Cessation of smoking is a process rather than a single event, and smokers move between various stages of being not ready (pre-contemplation), unsure (contemplation), ready (preparation), quitting (action) and possibly relapsing (maintenance) before achieving long-term success. People at all stages can be offered assistance but advice tailored on the basis of the patient’s readiness to quit (Zwar 2004). Brief interventions for smoking cessation involve opportunistic advice, encouragement and referral. Referral options are the Quitline (13 7848) and an accredited tobacco treatment specialist (aascp.org.au). Cessation rates increase with the amount of support and intervention, including practical counselling and social support arranged outside of treatment.

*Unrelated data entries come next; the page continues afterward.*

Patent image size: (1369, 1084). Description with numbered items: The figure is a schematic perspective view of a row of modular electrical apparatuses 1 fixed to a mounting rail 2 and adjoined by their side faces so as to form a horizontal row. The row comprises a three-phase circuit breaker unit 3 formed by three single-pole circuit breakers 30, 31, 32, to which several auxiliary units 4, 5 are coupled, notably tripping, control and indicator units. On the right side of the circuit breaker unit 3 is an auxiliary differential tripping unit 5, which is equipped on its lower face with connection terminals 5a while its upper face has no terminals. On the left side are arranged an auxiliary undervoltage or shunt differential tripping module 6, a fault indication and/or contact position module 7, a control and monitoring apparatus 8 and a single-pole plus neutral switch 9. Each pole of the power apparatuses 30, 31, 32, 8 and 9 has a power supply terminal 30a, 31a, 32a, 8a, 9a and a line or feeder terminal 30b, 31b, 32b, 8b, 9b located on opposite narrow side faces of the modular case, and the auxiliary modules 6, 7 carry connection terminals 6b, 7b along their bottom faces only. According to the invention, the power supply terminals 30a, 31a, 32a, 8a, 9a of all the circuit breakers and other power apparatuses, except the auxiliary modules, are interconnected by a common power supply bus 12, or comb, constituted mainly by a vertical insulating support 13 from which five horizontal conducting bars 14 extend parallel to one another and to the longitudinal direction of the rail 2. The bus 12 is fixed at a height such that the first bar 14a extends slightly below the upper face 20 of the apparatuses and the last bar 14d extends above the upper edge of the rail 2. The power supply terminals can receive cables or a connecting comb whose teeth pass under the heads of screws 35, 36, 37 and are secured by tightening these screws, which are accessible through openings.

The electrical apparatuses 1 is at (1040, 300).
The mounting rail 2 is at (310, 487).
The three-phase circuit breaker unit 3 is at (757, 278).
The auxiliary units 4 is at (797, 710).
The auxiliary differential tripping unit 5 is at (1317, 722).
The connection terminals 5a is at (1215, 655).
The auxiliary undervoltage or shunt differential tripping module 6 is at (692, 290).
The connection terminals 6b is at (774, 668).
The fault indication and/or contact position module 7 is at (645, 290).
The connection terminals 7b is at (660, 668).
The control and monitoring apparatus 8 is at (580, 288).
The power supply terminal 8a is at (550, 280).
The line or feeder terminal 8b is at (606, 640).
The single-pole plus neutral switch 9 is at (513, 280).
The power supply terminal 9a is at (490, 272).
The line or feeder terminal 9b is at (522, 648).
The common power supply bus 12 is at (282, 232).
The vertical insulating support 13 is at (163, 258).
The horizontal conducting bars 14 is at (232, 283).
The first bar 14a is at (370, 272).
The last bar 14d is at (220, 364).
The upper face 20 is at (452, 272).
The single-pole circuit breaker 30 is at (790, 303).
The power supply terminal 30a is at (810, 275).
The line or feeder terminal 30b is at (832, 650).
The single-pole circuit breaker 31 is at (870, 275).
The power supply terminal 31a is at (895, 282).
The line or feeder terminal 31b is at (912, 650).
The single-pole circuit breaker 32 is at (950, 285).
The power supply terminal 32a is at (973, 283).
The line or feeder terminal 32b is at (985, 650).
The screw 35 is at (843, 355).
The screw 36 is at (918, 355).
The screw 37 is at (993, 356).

Smoking tobacco can alter the metabolism of a number of medicines. This is primarily due to substances in tobacco smoke, such as hydrocarbons or tar-like products that cause induction of some liver enzymes (CYP 1A2, in particular). When a person stops smoking, the enzyme activity returns to normal, which may result in increased levels of these medicines in the blood. Monitoring and dosage reduction may often be required. For information on medicines affected by smoking see appendix 3 of the RACGP smoking cessation guidelines (https://www.apsad.org.au/ascp-sig). Heavy marijuana smoking (> 20 joint-years of exposure) increases the risk of COPD and accelerates FEV1 decline in concomitant tobacco smokers beyond that observed with tobacco alone (Tan 2019).